There are other issues with your service unit. The Type=idle is doing nothing useful, so just omit it. I do not understand for what to use ExecStartPre=bin/sleep 3. With proper dependencies it is not necessary to wait three seconds to continue. Also Restart=on-abort doesn't make much sense because the service will start again anyway every 30 seconds. The restart option may only confuse systemd.

A timer unit with the same name as the service unit will start the service. It does not need an [Install] section because it is started by the timer. So I suggest to try this units, but first delete the old service.
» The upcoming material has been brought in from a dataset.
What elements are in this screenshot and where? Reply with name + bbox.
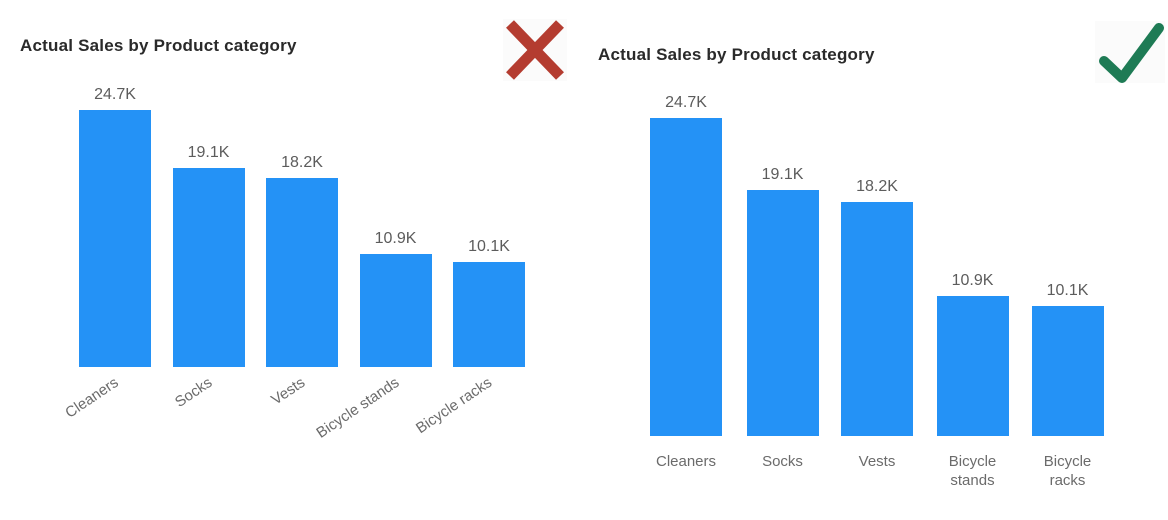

rpi ~$ sudo rm /etc/systemd/system/your-old.service

Then create a timer unit with:

rpi ~$ sudo systemctl edit --force --full network-monitor.timer

In the empty editor insert these statements, save them and quit the editor:

[Unit]
Description=Run network monitor every 30 seconds

[Timer] OnBootSec=30 OnUnitActiveSec=30

[Install] WantedBy=timers.target

Next create the corresponding service unit. Be sure to use the same name as the timer unit, e.g. network-monitor:

rpi ~$ sudo systemctl edit --force --full network-monitor.service

In the empty editor insert these statements, save them and quit the editor:

[Unit]
Description=Monitor Network Connection
Wants=network.target
After=network.target
# If it doesn't work, try
#After=network-online.target networking.service
#Wants=network-online.target networking.service

[Service] Type=oneshot WorkingDirectory=/home/pi ExecStart=/usr/bin/python /home/pi/BoApp/monitor_net.py

By the way, you should really use python3 now instead of unsupported python2 (called with /usr/bin/python).